As in the past, drinkers still can challenge the bartenders to make a cocktail based on any number of descriptors — a deliberately tough challenge of “Scotch, amaro and refreshing” yielded a slightly unbalanced but very solid drink. But now, thankfully, they also can order from a more traditional cocktail menu, too.
Whether it’s brunch or dinner, order wine. Bar Marco sommelier Dominic Fiore is a star somm with a flair for finding tasty yet budget-conscious labels to pair with your meal. A Bombino Bianco tasted as if it would to be too acidic to enjoy, but it blossomed with fruity roundness when paired with a fried squash blossom stuffed with housemade ricotta served with raisiny balsamic. Information sponges (count me in) will love Fiore’s depth of knowledge, though sometimes he might want to read the table better and cut his stories a bit shorter.
Finish your meal with something from the talented pastry chef Dianne DeStefano. Desserts such as the sailboat-structured “Strawberry Fun Time” and the artfully composed coffee panna cotta are even more a treat to eat than they are to look at.
Bar Marco finally is what it should have been from the start: one of the very best neighborhood restaurants in Pittsburgh. It takes a lot of gumption to pull back from the brink of collapse and emerge stronger. Steel, Cox and their team have done just that.
2216 Penn Ave., Strip District; 412/471-1900, barmarcopgh.com
Executive Chef/Co-Owner | Bar Marco
As a chef, how are you different from the time you opened Bar Marco and now?
We’ve been really fortunate to have a bunch of talented people come through. Starting with John Heidelmeier, Justin Lewis and John Shaver, and then obviously Jamilka, who was a huge help and not just from a culinary standpoint. They also had much more kitchen experience than we did, which was zero. They’re all Legume descendants, too. So in a weird way a lot of that influence is there in our food. The food philosophy in our restaurant and Legume align; keep it local, use fresh ingredients. To me, it’s very much Italian cuisine in philosophy. So I say we serve Italian food, but it’s not spaghetti and meatballs. Italian food is a philosophy for me. It’s using what’s available in season right now in western Pennsylvania, so that’s what we use.
What’s inspiring you now?
It’s the same thing as when we first opened: creating dishes with the people that are around you. Now I’m the one who’s really leading the kitchen, whereas before I was taking more direction from the people working with us here. So in this role I get to work with the team in the kitchen and teach them how to execute everything. We’re clicking right now. It took some time; sometimes you feel like you’re spinning your tires, but then you start to see the results.
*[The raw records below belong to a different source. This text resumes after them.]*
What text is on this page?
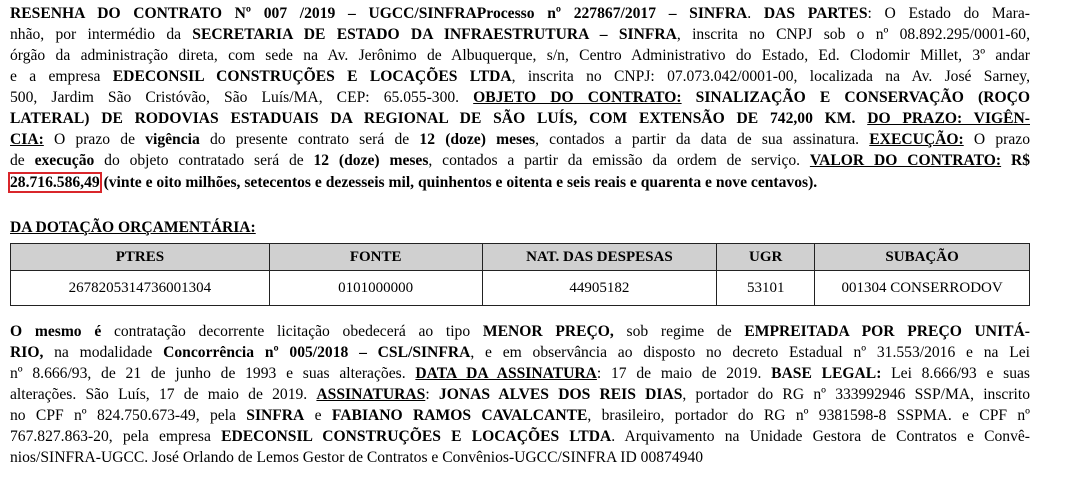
RESENHA DO CONTRATO Nº 007 /2019 – UGCC/SINFRAProcesso nº 227867/2017 – SINFRA. DAS PARTES: O Estado do Mara-
nhão, por intermédio da SECRETARIA DE ESTADO DA INFRAESTRUTURA – SINFRA, inscrita no CNPJ sob o nº 08.892.295/0001-60,
órgão da administração direta, com sede na Av. Jerônimo de Albuquerque, s/n, Centro Administrativo do Estado, Ed. Clodomir Millet, 3º andar
e a empresa EDECONSIL CONSTRUÇÕES E LOCAÇÕES LTDA, inscrita no CNPJ: 07.073.042/0001-00, localizada na Av. José Sarney,
500, Jardim São Cristóvão, São Luís/MA, CEP: 65.055-300. OBJETO DO CONTRATO: SINALIZAÇÃO E CONSERVAÇÃO (ROÇO
LATERAL) DE RODOVIAS ESTADUAIS DA REGIONAL DE SÃO LUÍS, COM EXTENSÃO DE 742,00 KM. DO PRAZO: VIGÊN-
CIA: O prazo de vigência do presente contrato será de 12 (doze) meses, contados a partir da data de sua assinatura. EXECUÇÃO: O prazo
de execução do objeto contratado será de 12 (doze) meses, contados a partir da emissão da ordem de serviço. VALOR DO CONTRATO: R$
28.716.586,49 (vinte e oito milhões, setecentos e dezesseis mil, quinhentos e oitenta e seis reais e quarenta e nove centavos).
DA DOTAÇÃO ORÇAMENTÁRIA:
PTRES	FONTE	NAT. DAS DESPESAS	UGR	SUBAÇÃO
2678205314736001304	0101000000	44905182	53101	001304 CONSERRODOV
O mesmo é contratação decorrente licitação obedecerá ao tipo MENOR PREÇO, sob regime de EMPREITADA POR PREÇO UNITÁ-
RIO, na modalidade Concorrência nº 005/2018 – CSL/SINFRA, e em observância ao disposto no decreto Estadual nº 31.553/2016 e na Lei
nº 8.666/93, de 21 de junho de 1993 e suas alterações. DATA DA ASSINATURA: 17 de maio de 2019. BASE LEGAL: Lei 8.666/93 e suas
alterações. São Luís, 17 de maio de 2019. ASSINATURAS: JONAS ALVES DOS REIS DIAS, portador do RG nº 333992946 SSP/MA, inscrito
no CPF nº 824.750.673-49, pela SINFRA e FABIANO RAMOS CAVALCANTE, brasileiro, portador do RG nº 9381598-8 SSPMA. e CPF nº
767.827.863-20, pela empresa EDECONSIL CONSTRUÇÕES E LOCAÇÕES LTDA. Arquivamento na Unidade Gestora de Contratos e Convê-
nios/SINFRA-UGCC. José Orlando de Lemos Gestor de Contratos e Convênios-UGCC/SINFRA ID 00874940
How has traveling inspired you?
From the start, this restaurant exists because of travel. It’s from me spending a semester in Rome and Michael [Kreha] spending a semester in Barcelona, and even Bobby [Fry] and Michael living in New York. It’s all a style of dining we hadn’t experienced in Pittsburgh. That was over five years ago, and now there are great places to dine in Pittsburgh, but this was a whole new world for us. It’s always been something that’s important to all of us. We make sure we take staff trips to other cities around here to get out and see a different perspective. And then this time [May 2016] with Italy, I hadn’t been out of the country in six or seven years, so it was really important for me to do that. Going to Piedmonte, something there clicked. The people, the food. You’re a region away from Bergamo, which is where [Marc] Vetri and [Adam] Leonti spent time. It’s Italian food, but it’s also very influenced by French cuisine.